No caso de Bolsonaro, o projeto de dosimetria reduz o tempo que vai passar em regime fechado do intervalo atual de 6 a 8 anos para entre 2 anos e 4 meses e 4 anos e 2 meses, a depender da interpretação. O ex-presidente foi condenado em 2025 a 27 anos e três meses de prisão pelo STF por cinco crimes, como líder da trama golpista.

O parlamentar afirmou que o PT aguarda apenas a promulgação da lei para acionar o STF. O Congresso informou oficialmente a derrubada do veto ao Planalto na segunda-feira (4). Dessa forma, Lula tem até esta quarta-feira (6) para promulgá-la.

Oficialmente, o PT argumentará inconstitucionalidade formal, apontando violação do processo legislativo porque o Congresso não apreciou todos os dispositivos do veto total, e material, apontando supostas violações à Constituição.

Há pouca expectativa de sucesso no STF. A avaliação entre governistas é que, como há digitais de ministros da própria corte na construção do projeto de dosimetria, o Supremo dificilmente derrubaria o texto.

Para o PT, porém, há o interesse de acionar o STF para manter o assunto em alta. O partido quer usar a derrubada do veto da dosimetria para questionar o acordo feito pela oposição com o presidente do Senado, Davi Alcolumbre (União Brasil-AP). A derrubada do veto foi articulada em troca de suspender a pressão pela instauração da CPI (Comissão Parlamentar de Inquérito) mista sobre o Banco Master.

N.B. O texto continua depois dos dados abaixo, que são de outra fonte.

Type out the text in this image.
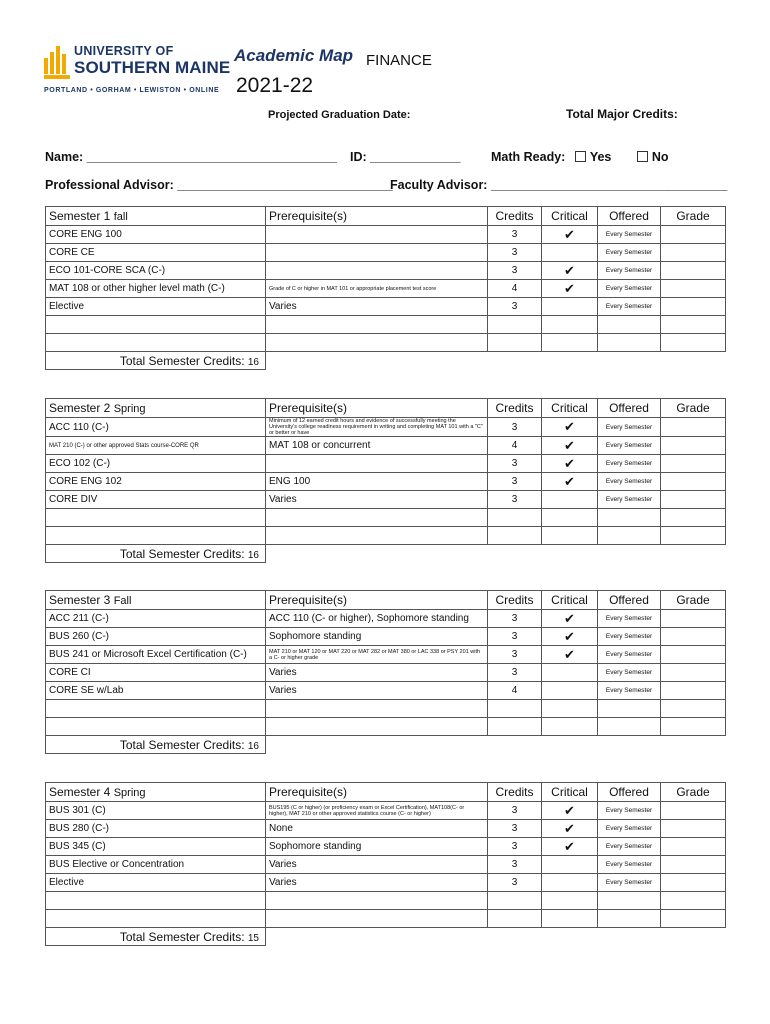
UNIVERSITY OF
SOUTHERN MAINE
PORTLAND • GORHAM • LEWISTON • ONLINE
Academic Map FINANCE
2021-22
Projected Graduation Date:	Total Major Credits:
Name: ____________________________________ ID: _____________ Math Ready: Yes	No
Professional Advisor: _______________________________
Faculty Advisor: __________________________________
Semester 1 fall	Prerequisite(s)	Credits	Critical	Offered	Grade
CORE ENG 100		3	✔	Every Semester	
CORE CE		3		Every Semester	
ECO 101-CORE SCA (C-)		3	✔	Every Semester	
MAT 108 or other higher level math (C-)	Grade of C or higher in MAT 101 or appropriate placement test score	4	✔	Every Semester	
Elective	Varies	3		Every Semester	

Total Semester Credits: 16					
Semester 2 Spring	Prerequisite(s)	Credits	Critical	Offered	Grade
ACC 110 (C-)	Minimum of 12 earned credit hours and evidence of successfully meeting the University's college readiness requirement in writing and completing MAT 101 with a "C" or better or have	3	✔	Every Semester	
MAT 210 (C-) or other approved Stats course-CORE QR	MAT 108 or concurrent	4	✔	Every Semester	
ECO 102 (C-)		3	✔	Every Semester	
CORE ENG 102	ENG 100	3	✔	Every Semester	
CORE DIV	Varies	3		Every Semester	

Total Semester Credits: 16					
Semester 3 Fall	Prerequisite(s)	Credits	Critical	Offered	Grade
ACC 211 (C-)	ACC 110 (C- or higher), Sophomore standing	3	✔	Every Semester	
BUS 260 (C-)	Sophomore standing	3	✔	Every Semester	
BUS 241 or Microsoft Excel Certification (C-)	MAT 210 or MAT 120 or MAT 220 or MAT 282 or MAT 380 or LAC 338 or PSY 201 with a C- or higher grade	3	✔	Every Semester	
CORE CI	Varies	3		Every Semester	
CORE SE w/Lab	Varies	4		Every Semester	

Total Semester Credits: 16					
Semester 4 Spring	Prerequisite(s)	Credits	Critical	Offered	Grade
BUS 301 (C)	BUS195 (C or higher) (or proficiency exam or Excel Certification), MAT108(C- or higher), MAT 210 or other approved statistics course (C- or higher)	3	✔	Every Semester	
BUS 280 (C-)	None	3	✔	Every Semester	
BUS 345 (C)	Sophomore standing	3	✔	Every Semester	
BUS Elective or Concentration	Varies	3		Every Semester	
Elective	Varies	3		Every Semester	

Total Semester Credits: 15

"Vamos expor o acordão. Os vitoriosos da semana passada são a organização criminosa que tentou o golpe à democracia, com a derrubada do veto, e a do banco Master. Essa foi a 'vitória' do acordão, que de um lado derrubou a dosimetria e do outro protegeu o ministro Alexandre de Moraes, os congressistas envolvidos com o Master, derrubando a CPI. Ficou claro esse acordo", disse Uczai.

A oposição passou meses pedindo uma CPI para investigar o escândalo do Master, mas isso gerou um impasse para a derrubada do veto da dosimetria. Esse tipo de comissão tem instalação obrigatória na primeira sessão do Congresso após a reunião das assinaturas necessárias.

Dessa forma, Alcolumbre indicou que não convocaria a reunião do Congresso para derrubar o veto porque queria evitar a instalação da CPI. A sessão foi convocada somente após a construção de um acordo com bolsonaristas para a oposição não pedir, durante a derrubada do veto, que a comissão fosse aberta. De fato, o PL de Flávio Bolsonaro não pressionou pela abertura do colegiado.

DERRUBADA DO VETO

O veto de Lula foi revisto na última quinta-feira (30) com os votos de 318 deputados e 49 senadores. Dessa forma, a proposta original se tornará lei. Eram necessários ao menos 257 votos de deputados e 41 votos de senadores, computados separadamente.

Até o início da sessão, havia dúvida sobre qual seria a solução apresentada pelo Congresso para evitar que a derrubada do veto de Lula afetasse o endurecimento de penas para outros crimes, como organização criminosa e feminicídio.

Isso aconteceria porque a dosimetria utilizou como base uma versão da Lei de Execução Penal anterior às mudanças feitas pela Lei Antifacção, que dificultou a progressão de regime para determinados crimes. Dessa forma, ao derrubar o veto de Lula, as regras anteriores poderiam voltar a valer.

Na terça-feira (28), a Câmara aprovou a tramitação em urgência de um projeto de lei para resolver a questão. Entretanto, Alcolumbre decidiu resolver a controvérsia por meio da presidência e declarou sem efeito os artigos do projeto que conflitam com a Lei Antifacção. É essa manobra que embasará o questionamento do PT no STF.